Heute erleben wir dasselbe. Während Katalanen für ihre Bemühungen um Demokratie inhaftiert werden, äußert die EU-Kommission, dass sie „die Haltung der spanischen Justiz respektiert“ und dass dies „eine interne Angelegenheit Spaniens ist und bleibt, die nach den Vorgaben seiner verfassungsmäßigen Ordnung behandelt wird“. Die Kommission ignoriert, dass es sich hierbei ganz offensichtlich um einen fundamentalen Verstoß gegen grundlegende Menschenrechte handelt. Dies ist weitaus schlimmer als das was Polen oder Ungarn in den letzten Jahren getan haben und die Kommission zeigt auch ihre ziemlich offensichtliche Heuchelei im Umgang mit ihren westlichen und östlichen Mitgliedern.

Es gab einmal eine Zeit, als die EU ein leuchtendes Beispiel für wirtschaftliche und ökologische Standards und für die regionale Verteilung des Wohlstands war. Meine Begeisterung für die Institution kommt daher, dass sie eine der wenigen Verteidigungslinien gegen den wirtschaftlichen Thatcherismus war. Aber sie hat sich in etwas völlig anderes verwandelt: Einen gegenseitigen Unterstützer-Klub für neoliberale politische Führer.





Über den Brexit schreibe ich nicht viel, weil ich darüber weniger besorgt bin als die Mehrheit der Bevölkerung. Weder denke ich, dass ein Verbleib essentiell ist, noch denke ich, dass ein Austritt ein politisches Allheilmittel ist. Ich wünsche mir ganz fest, dass die Freizügigkeit (freedom of movement) bleibt, und glaube, dass ein Austritt aus der Zollunion auf breiter Basis wirtschaftlichen Schaden anrichtet. Eine Beziehung, wie sie Norwegen hat, wäre mir Recht, aber im Großen und Ganzen halte ich mich da raus.
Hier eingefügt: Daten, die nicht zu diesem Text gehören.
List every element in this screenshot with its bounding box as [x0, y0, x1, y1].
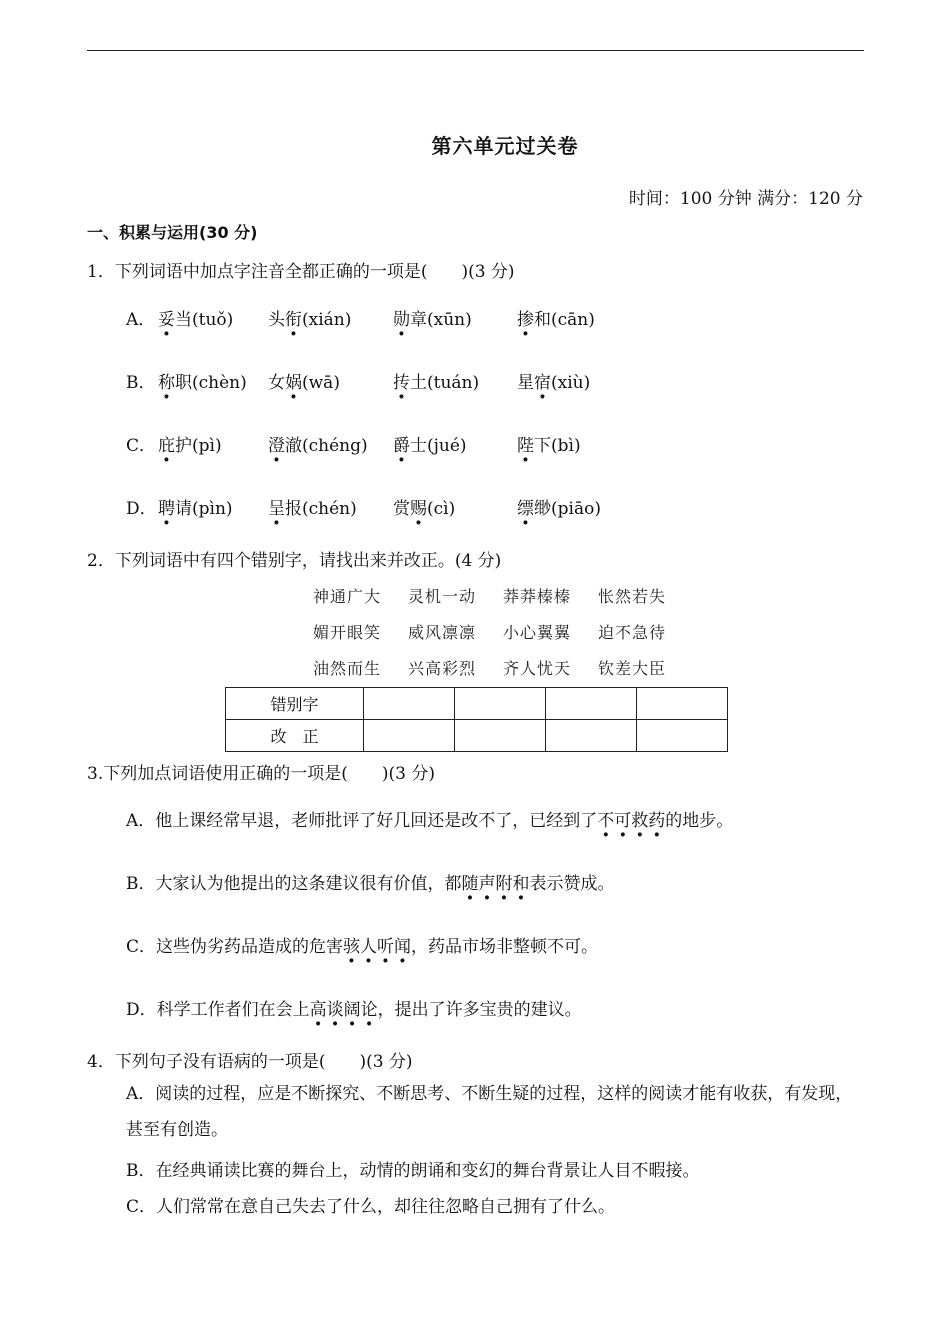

Ich denke, dass, der demokratischen Legitimität nach, das Referendum von 2016 respektiert werden sollte; England sollte austreten und Schottland und Nordirland sollten bleiben.

Aber ich sage auch Folgendes: Am Samstag wird erwartet, dass eine Million Menschen für die EU demonstrieren. Für jene EU, die aktiv unterstützt, dass Katalanen eingesperrt werden, weil sie eine Wahl abhalten. Sie gesellen sich zu Julian Assange als politische Gefangene, die in der EU wegen gewaltloser Gedankenverbrechen inhaftiert sind.

Ich sage das jedem, der sich an den Märschen am Samstag beteiligen möchte. Es ist zu diesem Zeitpunkt moralisch falsch, seine Unterstützung für die EU zu zeigen, außer man zeigt auch seine Empörung über die faschistische Unterdrückung der Katalanen und die Unterstützung der EU für diese Unterdrückung. Jede einzelne Person, die am Samstag marschiert, hat die moralische Verpflichtung, als Ausgleich eine Botschaft an die EU-Kommission zu senden, dass diese Unterdrückung völlig daneben ist, und man sollte bei dem Marsch eine Flagge oder ein Zeichen tragen, das die katalanischen politischen Gefangenen unterstützt.

Ansonsten ist man nur eine selbstgefällige Person, die aus persönlichem Eigeninteresse marschiert. Neben den Verursachern des Irak-Krieges, die zweifellos wieder die Reden auf den Podien dominieren werden.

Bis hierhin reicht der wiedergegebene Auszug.